I have a dataframe having dictionary with multiple lists and I would like to create a dataframe by extracting on a certain element 'Student'.
| 1 | 2 | 3 | 4 |
|---|---|---|---|
| {"Student":["Grad","School"], "Comments": "Finished Education"} | {"Student":["New"], "Comments": "Started Education", Location : ["USA", "China", "Australia"]} | {"Student": ["Middle", "School"], "ID" : ["1000", "2000"]}} | {"Student": ["Med","School"]} |
Expected output:
| Student |
|---|
| Grad, School |
| New |
| Middle, School |
| Med, School |
I have tried to read the dataframe into a dictionary, but was unable to retrieve only the 'Student' element from the dictionary.
data_dict = {}
df = df.toPandas()
for column in df.columns:
data_dict[column] = df[column].values.tolist()

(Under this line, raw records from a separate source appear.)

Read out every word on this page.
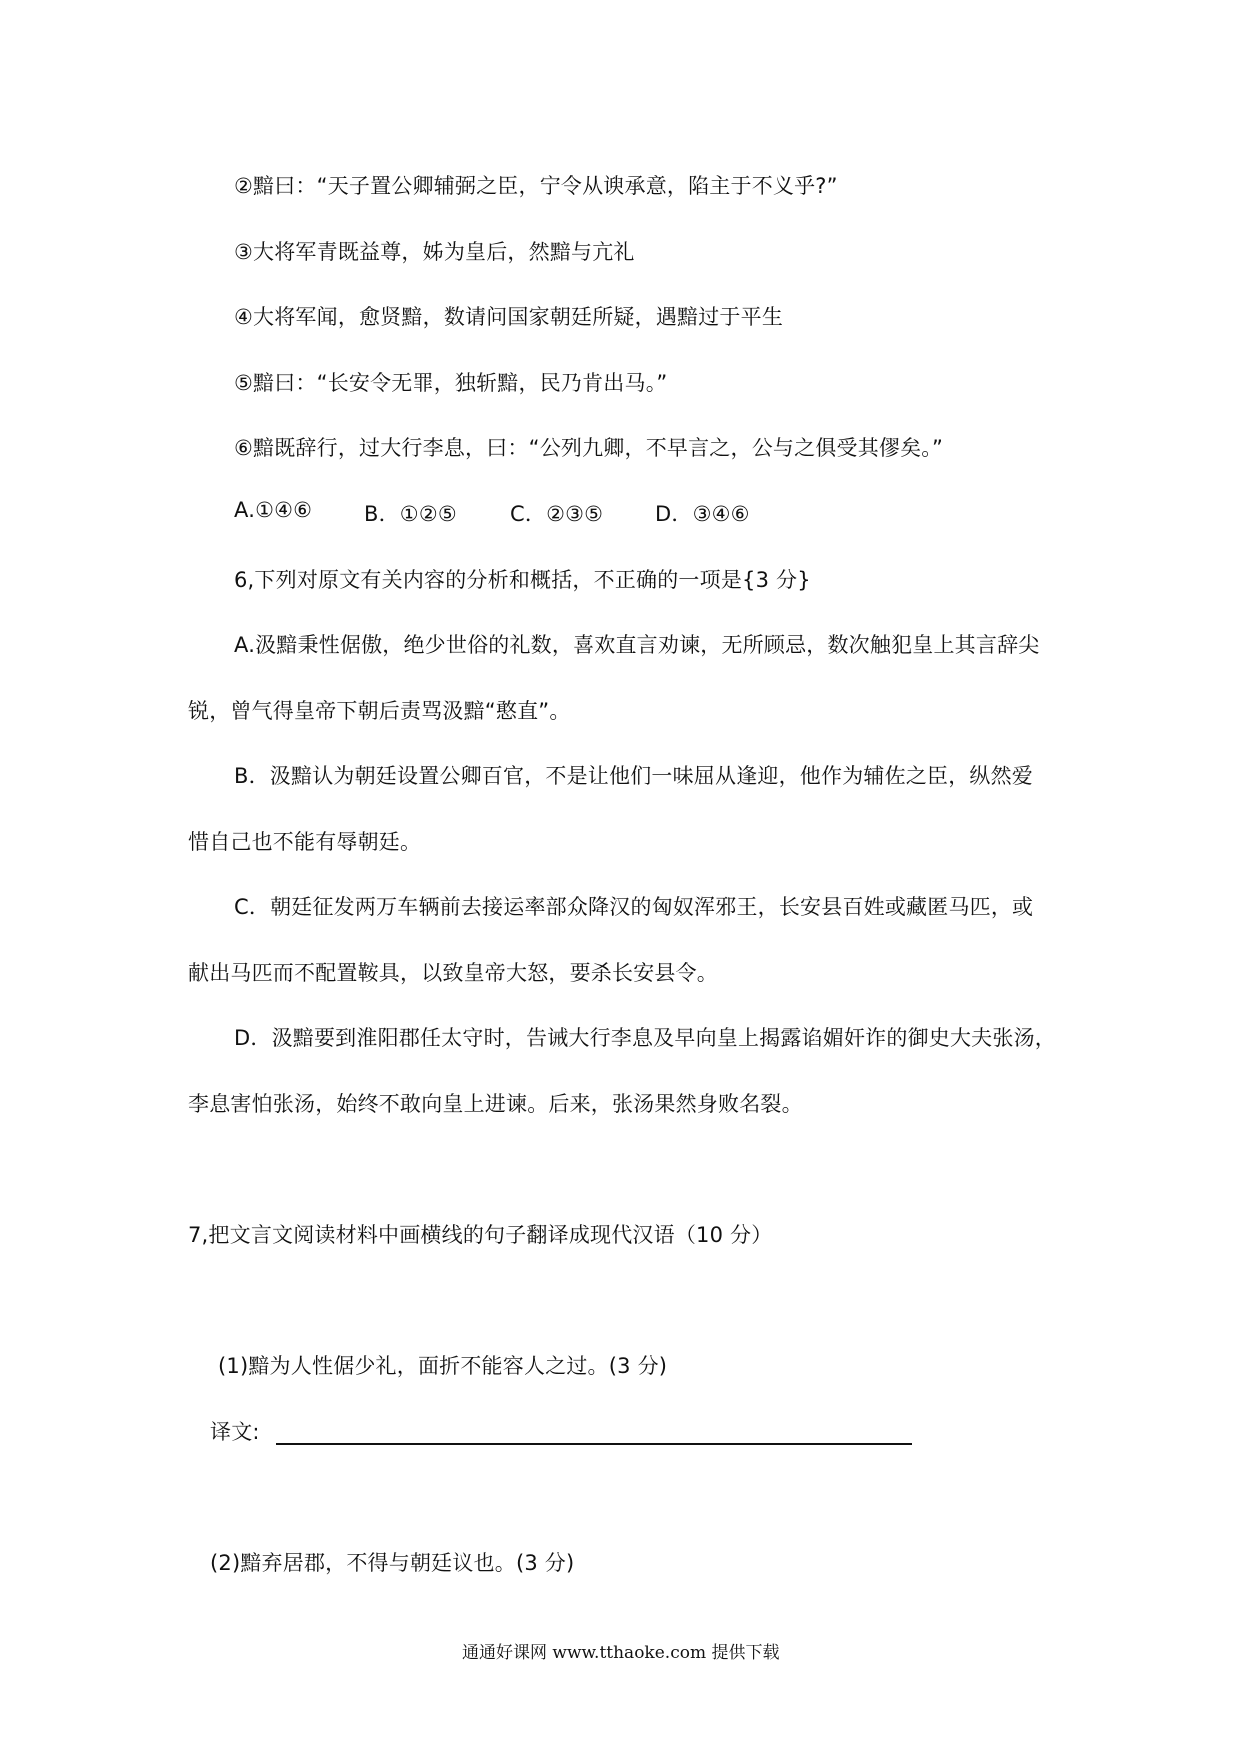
②黯曰：“天子置公卿辅弼之臣，宁令从谀承意，陷主于不义乎?”
③大将军青既益尊，姊为皇后，然黯与亢礼
④大将军闻，愈贤黯，数请问国家朝廷所疑，遇黯过于平生
⑤黯曰：“长安令无罪，独斩黯，民乃肯出马。”
⑥黯既辞行，过大行李息，曰：“公列九卿，不早言之，公与之俱受其僇矣。”
A.①④⑥ B．①②⑤	C．②③⑤ D．③④⑥
6,下列对原文有关内容的分析和概括，不正确的一项是{3 分}
A.汲黯秉性倨傲，绝少世俗的礼数，喜欢直言劝谏，无所顾忌，数次触犯皇上其言辞尖
锐，曾气得皇帝下朝后责骂汲黯“憨直”。
B．汲黯认为朝廷设置公卿百官，不是让他们一味屈从逢迎，他作为辅佐之臣，纵然爱
惜自己也不能有辱朝廷。
C．朝廷征发两万车辆前去接运率部众降汉的匈奴浑邪王，长安县百姓或藏匿马匹，或
献出马匹而不配置鞍具，以致皇帝大怒，要杀长安县令。
D．汲黯要到淮阳郡任太守时，告诫大行李息及早向皇上揭露谄媚奸诈的御史大夫张汤，
李息害怕张汤，始终不敢向皇上进谏。后来，张汤果然身败名裂。
7,把文言文阅读材料中画横线的句子翻译成现代汉语（10 分）
(1)黯为人性倨少礼，面折不能容人之过。(3 分)
译文:
(2)黯弃居郡，不得与朝廷议也。(3 分)
通通好课网 www.tthaoke.com 提供下载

Student = [data for data in data_dict.values()]
CodePudding user response:
First of all, what you have is not dictionaries and not lists. When you have a Spark dataframe, what you call a dictionary is a struct. And what you call a list is an array. Data types can be inspected with df.printSchema().
You can extract the "Student" fields from the structs, then add everything to an array in order to finally explode.
arr = F.array([F.col(f'{c}.Student') for c in df.columns])
df = df.select(F.explode(arr).alias('Student'))
Full example:
from pyspark.sql import functions as F
df = spark.createDataFrame(
[((["Grad","School"], "Finished Education"),(['New'], "Started Education", ["USA", "China", "Australia"]),(["Middle", "School"], ["1000", "2000"]),(["Med","School"],))],
'`1` struct<Student:array<string>,Comments:string>, `2` struct<Student:array<string>,Comments:string,Location:array<string>>, `3` struct<Student:array<string>,ID:array<string>>, `4` struct<Student:array<string>>')
arr = F.array([F.col(f'{c}.Student') for c in df.columns])
df = df.select(F.explode(arr).alias('Student'))
df.show()
# ----------------
# | Student|
# ----------------
# | [Grad, School]|
# | [New]|
# |[Middle, School]|
# | [Med, School]|
# ----------------
Another working option:
to_melt = [f"`{c}`.Student" for c in df.columns]
df = df.selectExpr(f"stack({len(to_melt)}, {','.join(to_melt)}) Student")